Le constat est là. Il y a de plus en plus de sans-abri (ou de sans chez soi) à Bruxelles. Le pourcentage est de 27,72% de plus qu'il y a trois ans, en 2018. Bien sûr, Bruxelles n'est pas la seule touchée. D'ailleurs, le sans-abrisme touche aussi en dehors des grandes villes ou mégapoles. Le nombre d'enfants et de jeunes adultes (18-25 ans) sans abri est assez important, comme nous le rappellent des experts.

Pour ce qui est de la région bruxelloise, on compte 4.380 adultes et 933 enfants (contre un peu plus de 600 en 2018) qui sont sans-logement. Dans la ville de Gand (Belgique), 1.472 adultes et 401 enfants sont concernés, contre 422 adultes. Du côté de Liège, 932 adultes et 78 enfants. Au Limbourg, on dénombre 285 enfants et 149 adultes. Pour Arlon, on a 69 enfants. Arlon est l'unique ville belge qui organise un accueil de nuit en hiver dans la province de Luxembourg.

Le sans-abrisme se transmet

En fait, les enfants partagent la mauvaise situation de logement de leurs parents. Caroline George, coordinatrice de projets à la fondation Roi Baudouin, explique : "La proportion des enfants varie de 15 à 30% selon les villes, mais heureusement on voit très peu d'enfants qui dorment dans la rue"

Elle ajoute : "Ils sont le plus largement représentés dans les foyers d'hébergement, ce qui montre que des solutions leur sont données. Beaucoup sont dans des situations de sans-abrisme caché et dorment chez des proches".

"Les 18-25 ans dépassent les 20%, ce qui signifie que le stéréotype du vieillard au coin de la rue ne correspond plus à la réalité. Nos premières données rejoignent des évolutions observées dans la littérature internationale, à savoir que le sans-abrisme est en train de rajeunir, qu'il y a une féminisation du public, qu'il y a plus de familles... Il y a aussi plus de personnes avec un passé migratoire, mais avec de grandes variations selon les villes. A Gand, on a jusqu'à 57% de personnes dans l'illégalité. Dans la littérature internationale, il y a des jeunes avec un passé migratoire, mais aussi d'autres qui ressortent d'institutions d'aide à la jeunesse ou qui sont en situation de conflit familial".

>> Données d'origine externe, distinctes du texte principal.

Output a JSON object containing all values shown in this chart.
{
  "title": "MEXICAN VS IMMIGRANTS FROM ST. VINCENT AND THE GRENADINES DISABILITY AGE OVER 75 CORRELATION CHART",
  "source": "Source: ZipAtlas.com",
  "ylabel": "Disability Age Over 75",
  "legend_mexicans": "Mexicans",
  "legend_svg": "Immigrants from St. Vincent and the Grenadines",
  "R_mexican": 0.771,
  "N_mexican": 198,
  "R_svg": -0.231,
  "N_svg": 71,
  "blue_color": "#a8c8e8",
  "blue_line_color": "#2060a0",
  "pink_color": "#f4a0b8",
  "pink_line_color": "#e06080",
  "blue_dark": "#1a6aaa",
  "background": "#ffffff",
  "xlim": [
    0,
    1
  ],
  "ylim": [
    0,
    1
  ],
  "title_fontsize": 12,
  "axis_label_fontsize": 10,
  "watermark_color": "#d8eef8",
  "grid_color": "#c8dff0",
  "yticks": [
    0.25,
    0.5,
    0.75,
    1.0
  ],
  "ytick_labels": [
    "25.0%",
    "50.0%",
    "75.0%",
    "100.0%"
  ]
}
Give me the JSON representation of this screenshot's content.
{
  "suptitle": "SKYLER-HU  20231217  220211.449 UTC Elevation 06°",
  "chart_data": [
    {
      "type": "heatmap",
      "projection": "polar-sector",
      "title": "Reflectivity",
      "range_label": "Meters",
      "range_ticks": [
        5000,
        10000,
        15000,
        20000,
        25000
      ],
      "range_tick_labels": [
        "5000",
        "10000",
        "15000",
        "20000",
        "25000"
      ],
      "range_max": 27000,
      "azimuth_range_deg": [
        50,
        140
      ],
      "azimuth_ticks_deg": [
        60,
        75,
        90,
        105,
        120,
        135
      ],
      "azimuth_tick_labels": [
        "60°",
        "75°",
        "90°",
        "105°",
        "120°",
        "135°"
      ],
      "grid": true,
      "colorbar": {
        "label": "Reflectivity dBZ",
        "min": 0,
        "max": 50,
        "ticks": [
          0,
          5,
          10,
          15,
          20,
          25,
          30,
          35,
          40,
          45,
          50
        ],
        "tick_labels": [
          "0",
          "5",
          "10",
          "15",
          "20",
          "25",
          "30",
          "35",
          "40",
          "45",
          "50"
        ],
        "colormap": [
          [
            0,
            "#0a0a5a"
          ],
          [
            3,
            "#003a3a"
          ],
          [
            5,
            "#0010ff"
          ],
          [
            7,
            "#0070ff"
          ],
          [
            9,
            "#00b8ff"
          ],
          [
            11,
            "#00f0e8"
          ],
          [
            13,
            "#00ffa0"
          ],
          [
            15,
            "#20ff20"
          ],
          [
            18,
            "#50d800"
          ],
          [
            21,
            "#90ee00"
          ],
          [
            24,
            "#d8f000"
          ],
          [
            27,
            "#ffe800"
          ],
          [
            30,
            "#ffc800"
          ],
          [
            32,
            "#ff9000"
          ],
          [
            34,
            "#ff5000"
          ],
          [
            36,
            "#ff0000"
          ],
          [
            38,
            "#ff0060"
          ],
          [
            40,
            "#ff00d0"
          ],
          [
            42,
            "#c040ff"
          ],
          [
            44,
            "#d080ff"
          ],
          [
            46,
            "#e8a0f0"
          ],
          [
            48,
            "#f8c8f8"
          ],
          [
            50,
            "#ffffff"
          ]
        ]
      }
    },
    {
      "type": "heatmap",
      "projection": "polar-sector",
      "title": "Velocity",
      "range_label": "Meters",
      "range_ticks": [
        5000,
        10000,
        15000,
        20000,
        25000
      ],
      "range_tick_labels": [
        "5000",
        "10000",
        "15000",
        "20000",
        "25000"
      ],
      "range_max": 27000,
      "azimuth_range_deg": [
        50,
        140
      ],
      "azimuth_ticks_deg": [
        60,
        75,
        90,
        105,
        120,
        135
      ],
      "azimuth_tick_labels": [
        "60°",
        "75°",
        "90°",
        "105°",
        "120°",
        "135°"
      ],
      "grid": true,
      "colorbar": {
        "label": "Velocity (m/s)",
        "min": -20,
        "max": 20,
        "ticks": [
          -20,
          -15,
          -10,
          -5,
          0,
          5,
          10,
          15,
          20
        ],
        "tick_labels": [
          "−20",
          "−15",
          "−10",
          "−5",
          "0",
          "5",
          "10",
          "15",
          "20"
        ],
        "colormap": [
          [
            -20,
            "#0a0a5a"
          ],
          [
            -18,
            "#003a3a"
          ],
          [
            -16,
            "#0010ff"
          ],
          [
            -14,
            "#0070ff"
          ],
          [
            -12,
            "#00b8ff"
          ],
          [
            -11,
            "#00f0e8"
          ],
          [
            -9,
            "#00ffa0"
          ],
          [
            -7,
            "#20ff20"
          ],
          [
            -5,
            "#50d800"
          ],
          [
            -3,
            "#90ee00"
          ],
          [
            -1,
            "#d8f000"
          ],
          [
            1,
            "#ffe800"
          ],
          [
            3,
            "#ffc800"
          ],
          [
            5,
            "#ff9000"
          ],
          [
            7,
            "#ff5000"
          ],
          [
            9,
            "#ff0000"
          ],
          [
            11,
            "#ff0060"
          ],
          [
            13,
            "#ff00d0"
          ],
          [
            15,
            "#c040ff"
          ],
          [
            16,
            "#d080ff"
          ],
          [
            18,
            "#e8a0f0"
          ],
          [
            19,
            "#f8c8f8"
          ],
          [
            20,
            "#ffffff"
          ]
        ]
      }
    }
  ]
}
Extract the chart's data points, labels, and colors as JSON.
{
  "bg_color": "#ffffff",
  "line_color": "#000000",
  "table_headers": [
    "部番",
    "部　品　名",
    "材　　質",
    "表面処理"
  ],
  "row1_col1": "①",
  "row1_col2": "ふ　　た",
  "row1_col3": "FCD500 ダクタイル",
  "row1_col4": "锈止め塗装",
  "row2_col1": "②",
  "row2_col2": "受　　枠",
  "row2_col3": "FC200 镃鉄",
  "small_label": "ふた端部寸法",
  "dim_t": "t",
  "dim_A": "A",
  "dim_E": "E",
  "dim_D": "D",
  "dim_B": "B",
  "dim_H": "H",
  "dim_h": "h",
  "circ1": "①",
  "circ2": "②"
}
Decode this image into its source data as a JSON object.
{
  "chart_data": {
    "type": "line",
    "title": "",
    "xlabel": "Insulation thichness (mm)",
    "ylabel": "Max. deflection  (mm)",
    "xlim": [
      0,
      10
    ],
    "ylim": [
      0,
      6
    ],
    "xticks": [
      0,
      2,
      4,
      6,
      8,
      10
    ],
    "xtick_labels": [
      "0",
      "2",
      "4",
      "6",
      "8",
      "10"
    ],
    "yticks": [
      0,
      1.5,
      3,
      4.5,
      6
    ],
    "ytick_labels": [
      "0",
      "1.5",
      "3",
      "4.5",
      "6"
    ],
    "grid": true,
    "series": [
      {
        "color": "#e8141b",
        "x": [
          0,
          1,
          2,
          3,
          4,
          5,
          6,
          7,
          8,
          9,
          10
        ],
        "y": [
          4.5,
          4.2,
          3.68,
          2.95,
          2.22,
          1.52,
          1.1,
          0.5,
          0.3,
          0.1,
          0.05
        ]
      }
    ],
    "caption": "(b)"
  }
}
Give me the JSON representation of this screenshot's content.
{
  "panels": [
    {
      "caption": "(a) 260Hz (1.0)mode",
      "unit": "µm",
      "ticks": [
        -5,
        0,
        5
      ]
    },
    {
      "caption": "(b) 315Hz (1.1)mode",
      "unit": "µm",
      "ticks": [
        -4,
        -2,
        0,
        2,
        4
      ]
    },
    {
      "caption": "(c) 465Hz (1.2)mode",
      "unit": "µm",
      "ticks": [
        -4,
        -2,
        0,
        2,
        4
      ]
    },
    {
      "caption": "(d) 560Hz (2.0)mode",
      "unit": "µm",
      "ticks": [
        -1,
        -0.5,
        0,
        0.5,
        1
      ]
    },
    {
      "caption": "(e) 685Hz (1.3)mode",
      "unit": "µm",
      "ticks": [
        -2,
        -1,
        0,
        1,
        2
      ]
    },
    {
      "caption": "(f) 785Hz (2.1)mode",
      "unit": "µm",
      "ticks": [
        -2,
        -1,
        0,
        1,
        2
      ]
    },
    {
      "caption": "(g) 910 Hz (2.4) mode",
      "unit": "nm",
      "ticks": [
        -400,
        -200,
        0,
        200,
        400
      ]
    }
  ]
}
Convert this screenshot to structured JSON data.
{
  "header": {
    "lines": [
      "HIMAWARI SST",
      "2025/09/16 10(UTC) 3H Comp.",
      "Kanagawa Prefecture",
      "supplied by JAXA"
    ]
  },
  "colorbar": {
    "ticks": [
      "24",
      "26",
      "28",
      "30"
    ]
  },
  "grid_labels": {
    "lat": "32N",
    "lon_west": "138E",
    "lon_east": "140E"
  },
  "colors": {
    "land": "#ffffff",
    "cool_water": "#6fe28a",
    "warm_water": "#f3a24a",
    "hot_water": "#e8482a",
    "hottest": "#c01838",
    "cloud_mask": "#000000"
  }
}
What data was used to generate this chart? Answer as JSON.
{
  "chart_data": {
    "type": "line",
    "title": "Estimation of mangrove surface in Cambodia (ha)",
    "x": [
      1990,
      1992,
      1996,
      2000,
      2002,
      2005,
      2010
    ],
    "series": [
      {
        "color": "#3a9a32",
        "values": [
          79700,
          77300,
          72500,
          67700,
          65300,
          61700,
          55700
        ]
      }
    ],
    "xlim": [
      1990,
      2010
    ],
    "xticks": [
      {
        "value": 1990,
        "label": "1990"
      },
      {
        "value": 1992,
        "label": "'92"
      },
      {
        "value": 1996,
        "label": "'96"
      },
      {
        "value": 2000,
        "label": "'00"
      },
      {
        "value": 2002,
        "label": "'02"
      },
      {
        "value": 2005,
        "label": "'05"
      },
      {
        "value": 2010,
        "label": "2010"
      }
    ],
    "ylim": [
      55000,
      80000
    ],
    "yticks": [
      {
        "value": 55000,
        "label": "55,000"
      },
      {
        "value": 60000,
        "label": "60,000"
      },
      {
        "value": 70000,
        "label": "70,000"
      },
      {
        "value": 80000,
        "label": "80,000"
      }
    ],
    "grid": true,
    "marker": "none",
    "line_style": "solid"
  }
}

Environ un tiers de femmes

Quant à elles, les femmes représentent à peu près 30% des sans-abri. Caroline George. explique, en outre : "La majorité des personnes recensées ont des aides ou même des revenus du travail". Une partie importante des personnes recensées se trouve par ailleurs dans une situation de sans-abrisme et d'absence de chez-soi depuis plus d'un an.

Le sans-abrisme et les problèmes de santé mentale, de toxicomanie et drogue, de passage en prison sont toujours liés aujourd'hui. 

Ces chiffres émanent d'une étude. Elle a été réalisée par des chercheurs de LUCAS KULeuven et de l'ULiège et 120 organisations les 29 et 30 octobre dans les villes d'Arlon, de Liège, de Gand et dans la province de Limbourg. C'était à la demande de la Fondation Roi Baudouin.

La ville de Louvain a de plus réalisé un dénombrement similaire, un peu plus tôt. C'était en février 2020. Pour Bruxelles, l'organisation Bruss'help a organisé son dénombrement bi-annuel le 9 novembre dernier, en collaboration avec 76 organisations de la santé et du social, 15 CPAS et pas moins de 230 bénévoles.

La crise covid empire les choses

C'est à Bruxelles que l'évolution du sans-abrisme est la plus perceptible. Cela permet notamment de constater une tendance à l'éparpillement depuis 2014, depuis le centre-ville et les alentours des trois principales gares vers différentes communes bruxelloises. "L'aspect de non accès à un logement abordable et de qualité en région bruxelloise est saillant à Bruxelles", relève François Bertrand, directeur de Bruss'help. "Il préexistait à la crise, qui vient amplifier ses effets... C'est surtout l'onde de choc pour les mois et années à venir qu'on a du mal à appréhender".  

"En Belgique, on manque actuellement de chiffres clairs et comparables", selon la Fondation Roi Baudouin. "De telles données sont indispensables pour élaborer une stratégie efficace de lutte contre la problématique". Elle réitèrera ce dénombrement en octobre 2021 avec les chercheurs et nouera de nouvelles collaborations avec 4 autres villes.

Il faut noter que les sans-abris sont une catégories qui subit fréquemment la violence. Elle peut venir de gens mais aussi de policiers, comme cela a été le cas, à Mons. La violence peut aussi être plus subtile, comme les amendes que données au sans-abris pour "non respect du confinement" ou pour "avoir bu de l'alcool au centre de Bruxelles" (ce qui a été interdit par le bourgmestre socialiste Philippe Close.